SciPy, as of 1.4.0, has an implementation as well in scipy.sparse.csgraph.maximum_flow
that might be easier to use as part of your build chain (as the package is available through pip/conda).
It works by manipulating sparse matrices (hence scipy.sparse
) representing the adjacency matrix of the graph, and as such, the underlying data structure is close to the metal, and with the algorithm itself being implemented in Cython, performance should be on par with e.g. graph-tool.
How the different implementations compare with regards to performance will always depend on the structure of the graph whose maximum flow you're interested in, but as a simple benchmark, I tried running random graphs with different sparsities through NetworkX, graph-tool, and SciPy. All of them play well with NumPy arrays, so to ensure a level playing field, let us create methods so that each of them take as inputs NumPy arrays with shape (density*1000*1000, 3) whose rows are edges, and whose columns are the two vertices incident to a given edge, as well as the capacity of the edge.
import numpy as np
from scipy.sparse import rand
def make_data(density):
m = (rand(1000, 1000, density=density, format='coo', random_state=42)*100).astype(np.int32)
return np.vstack([m.row, m.col, m.data]).T
data01 = make_data(0.1)
data03 = make_data(0.3)
data05 = make_data(0.5)
With this, the various frameworks can calculate the value of a maximum flow as follows:
import graph_tool.all as gt
from scipy.sparse import coo_matrix, csr_matrix
from scipy.sparse.csgraph import maximum_flow
import networkx as nx
def networkx_max_flow(data, primitive):
m = coo_matrix((data[:, 2], (data[:, 0], data[:, 1])))

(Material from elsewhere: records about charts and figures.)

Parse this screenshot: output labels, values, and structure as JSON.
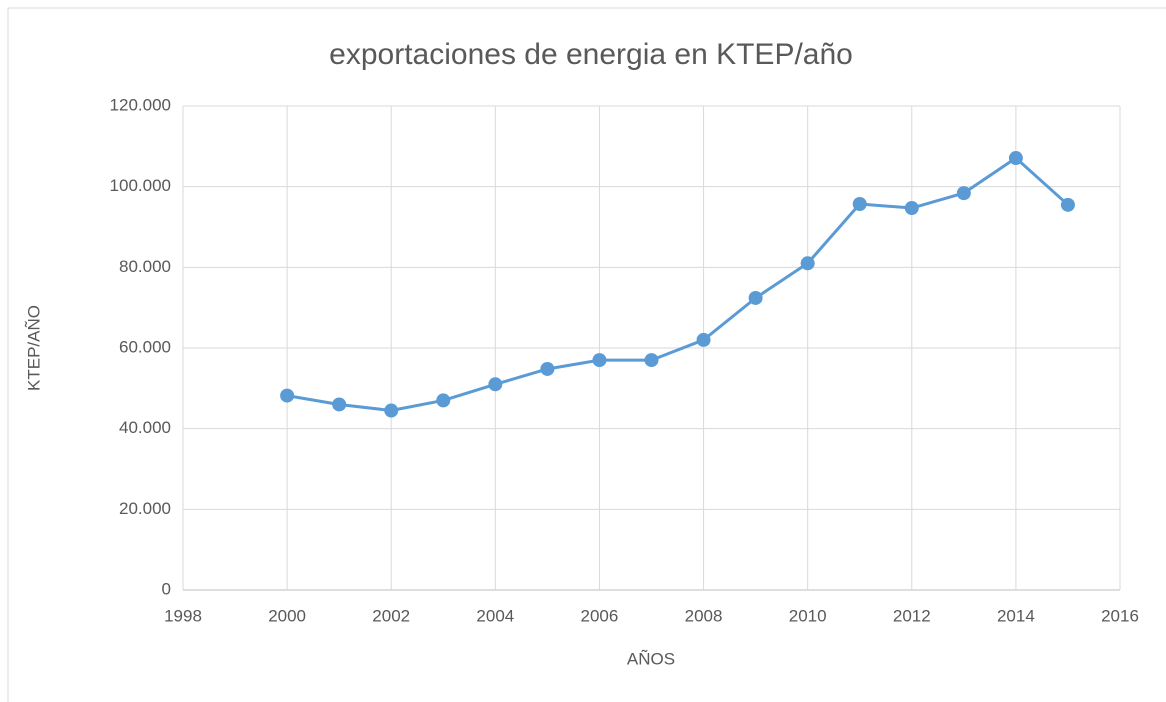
{
  "chart_data": {
    "type": "line",
    "title": "exportaciones de energia en KTEP/año",
    "xlabel": "AÑOS",
    "ylabel": "KTEP/AÑO",
    "x": [
      2000,
      2001,
      2002,
      2003,
      2004,
      2005,
      2006,
      2007,
      2008,
      2009,
      2010,
      2011,
      2012,
      2013,
      2014,
      2015
    ],
    "series": [
      {
        "name": "exportaciones",
        "color": "#5b9bd5",
        "values": [
          48200,
          46000,
          44500,
          47000,
          51000,
          54800,
          57000,
          57000,
          62000,
          72400,
          81000,
          95700,
          94700,
          98400,
          107100,
          95500
        ]
      }
    ],
    "xlim": [
      1998,
      2016
    ],
    "xticks": [
      1998,
      2000,
      2002,
      2004,
      2006,
      2008,
      2010,
      2012,
      2014,
      2016
    ],
    "ylim": [
      0,
      120000
    ],
    "yticks": [
      0,
      {
        "value": 20000,
        "label": "20.000"
      },
      {
        "value": 40000,
        "label": "40.000"
      },
      {
        "value": 60000,
        "label": "60.000"
      },
      {
        "value": 80000,
        "label": "80.000"
      },
      {
        "value": 100000,
        "label": "100.000"
      },
      {
        "value": 120000,
        "label": "120.000"
      }
    ],
    "grid": true
  }
}
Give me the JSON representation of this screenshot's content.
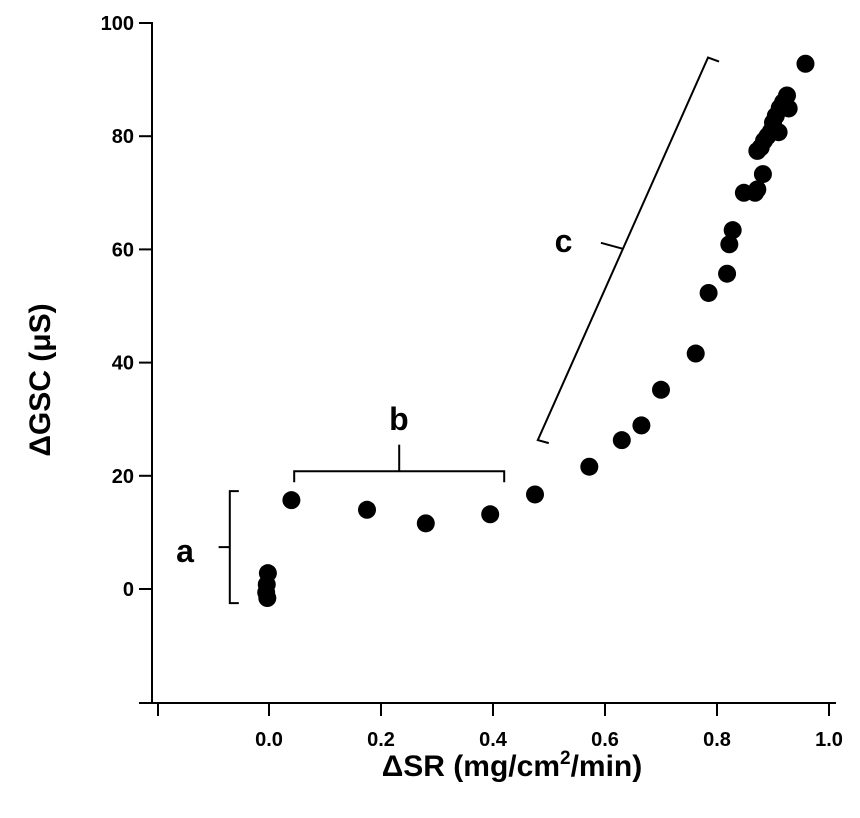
{
  "chart_data": {
    "type": "scatter",
    "title": "",
    "xlabel": "ΔSR (mg/cm",
    "xlabel_sup": "2",
    "xlabel_suffix": "/min)",
    "ylabel": "ΔGSC (μS)",
    "xlim": [
      -0.16,
      1.0
    ],
    "ylim": [
      -20,
      100
    ],
    "xticks": [
      0.0,
      0.2,
      0.4,
      0.6,
      0.8,
      1.0
    ],
    "xtick_labels": [
      "0.0",
      "0.2",
      "0.4",
      "0.6",
      "0.8",
      "1.0"
    ],
    "yticks": [
      0,
      20,
      40,
      60,
      80,
      100
    ],
    "ytick_labels": [
      "0",
      "20",
      "40",
      "60",
      "80",
      "100"
    ],
    "grid": false,
    "marker_color": "#000000",
    "points": [
      [
        -0.002,
        2.8
      ],
      [
        -0.004,
        0.8
      ],
      [
        -0.005,
        -0.6
      ],
      [
        -0.003,
        -1.6
      ],
      [
        0.04,
        15.7
      ],
      [
        0.175,
        14.0
      ],
      [
        0.28,
        11.6
      ],
      [
        0.395,
        13.2
      ],
      [
        0.475,
        16.7
      ],
      [
        0.572,
        21.6
      ],
      [
        0.63,
        26.3
      ],
      [
        0.665,
        28.9
      ],
      [
        0.7,
        35.2
      ],
      [
        0.762,
        41.6
      ],
      [
        0.785,
        52.3
      ],
      [
        0.818,
        55.7
      ],
      [
        0.822,
        60.9
      ],
      [
        0.828,
        63.4
      ],
      [
        0.848,
        70.0
      ],
      [
        0.868,
        70.0
      ],
      [
        0.872,
        70.6
      ],
      [
        0.882,
        73.3
      ],
      [
        0.872,
        77.4
      ],
      [
        0.878,
        78.0
      ],
      [
        0.884,
        79.2
      ],
      [
        0.89,
        80.0
      ],
      [
        0.896,
        80.8
      ],
      [
        0.91,
        80.7
      ],
      [
        0.9,
        82.4
      ],
      [
        0.905,
        83.6
      ],
      [
        0.912,
        85.0
      ],
      [
        0.918,
        86.0
      ],
      [
        0.925,
        87.2
      ],
      [
        0.928,
        84.9
      ],
      [
        0.958,
        92.8
      ]
    ],
    "annotations": [
      {
        "label": "a",
        "bracket": "vertical",
        "from": [
          -0.07,
          -2.5
        ],
        "to": [
          -0.07,
          17.3
        ],
        "stem_to": -0.09,
        "text_at": [
          -0.15,
          6.7
        ]
      },
      {
        "label": "b",
        "bracket": "horizontal",
        "from": [
          0.045,
          20.8
        ],
        "to": [
          0.42,
          20.8
        ],
        "stem_to": 25.5,
        "text_at": [
          0.232,
          30
        ]
      },
      {
        "label": "c",
        "bracket": "diagonal",
        "from": [
          0.48,
          26.3
        ],
        "to": [
          0.784,
          93.9
        ],
        "text_at": [
          0.526,
          61.5
        ]
      }
    ]
  }
}
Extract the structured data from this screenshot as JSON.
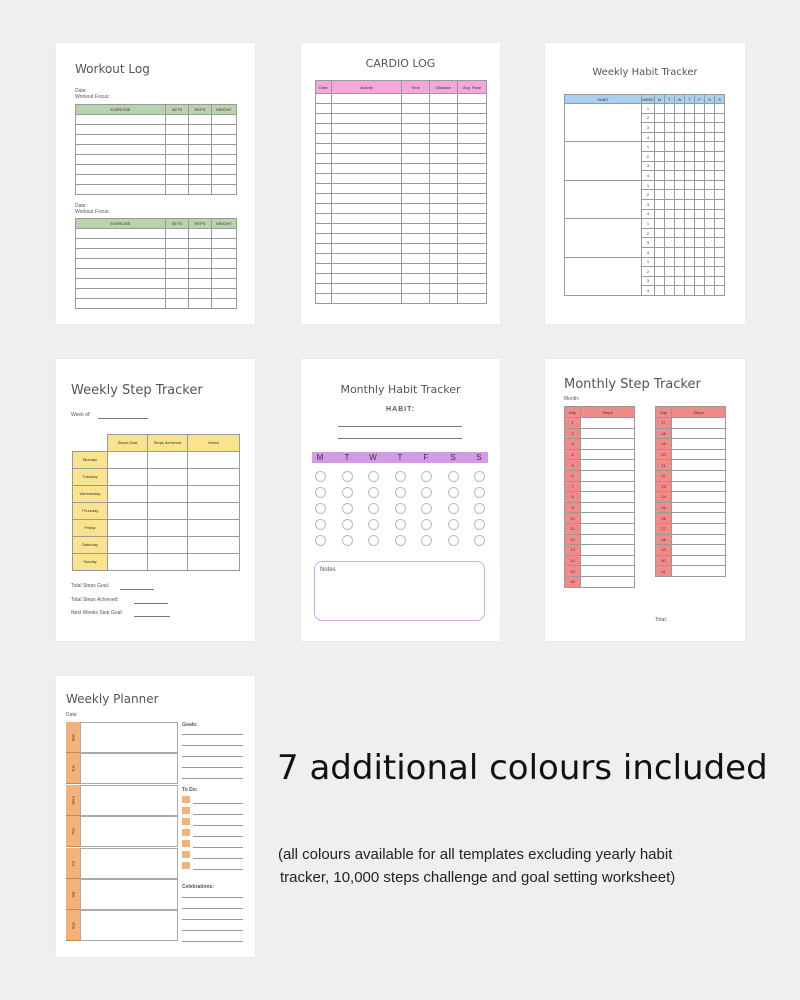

G = nx.from_numpy_array(m.toarray(), create_using=nx.DiGraph())
return nx.maximum_flow_value(G, 0, 999, capacity='weight', flow_func=primitive)
def graph_tool_max_flow(data, primitive):
g = gt.Graph()
cap = g.new_edge_property('int')
eprops = [cap]
g.add_edge_list(data, eprops=eprops)
src, tgt = g.vertex(0), g.vertex(999)
res = primitive(g, src, tgt, cap)
res.a = cap.a - res.a
return sum(res[e] for e in tgt.in_edges())
def scipy_max_flow(data):
m = csr_matrix((data[:, 2], (data[:, 0], data[:, 1])))
return maximum_flow(m, 0, 999).flow_value
And with this, examples of IPython benchmarks become
%timeit networkx_max_flow(data01, nx.algorithms.flow.shortest_augmenting_path)
%timeit graph_tool_max_flow(data03, gt.push_relabel_max_flow)
%timeit scipy_max_flow(data05)
I then see the following results:
+----------------------------------------------+----------------+----------------+---------------+
| Algorithm | Density: 0.1 | Density: 0.3 | Density: 0.5 |
+----------------------------------------------+----------------+----------------+---------------+
| nx.algorithms.flow.edmonds_karp | 1.07s | 3.2s | 6.39s |
| nx.algorithms.flow.preflow_push | 1.07s | 3.27s | 6.18s |
| nx.algorithms.flow.shortest_augmenting_path | 1.08s | 3.25s | 6.23s |
| gt.edmonds_karp_max_flow | 274ms | 2.84s | 10s |
| gt.push_relabel_max_flow | 71ms | 466ms | 1.42s |
| gt.boykov_kolmogorov_max_flow | 79ms | 463ms | 895ms |
| scipy.sparse.csgraph.maximum_flow | 64ms | 234ms | 580ms |
+----------------------------------------------+----------------+----------------+---------------+
Again, results will depend on the graph structure, but this at least suggests that SciPy should offer you performance on par with graph-tool.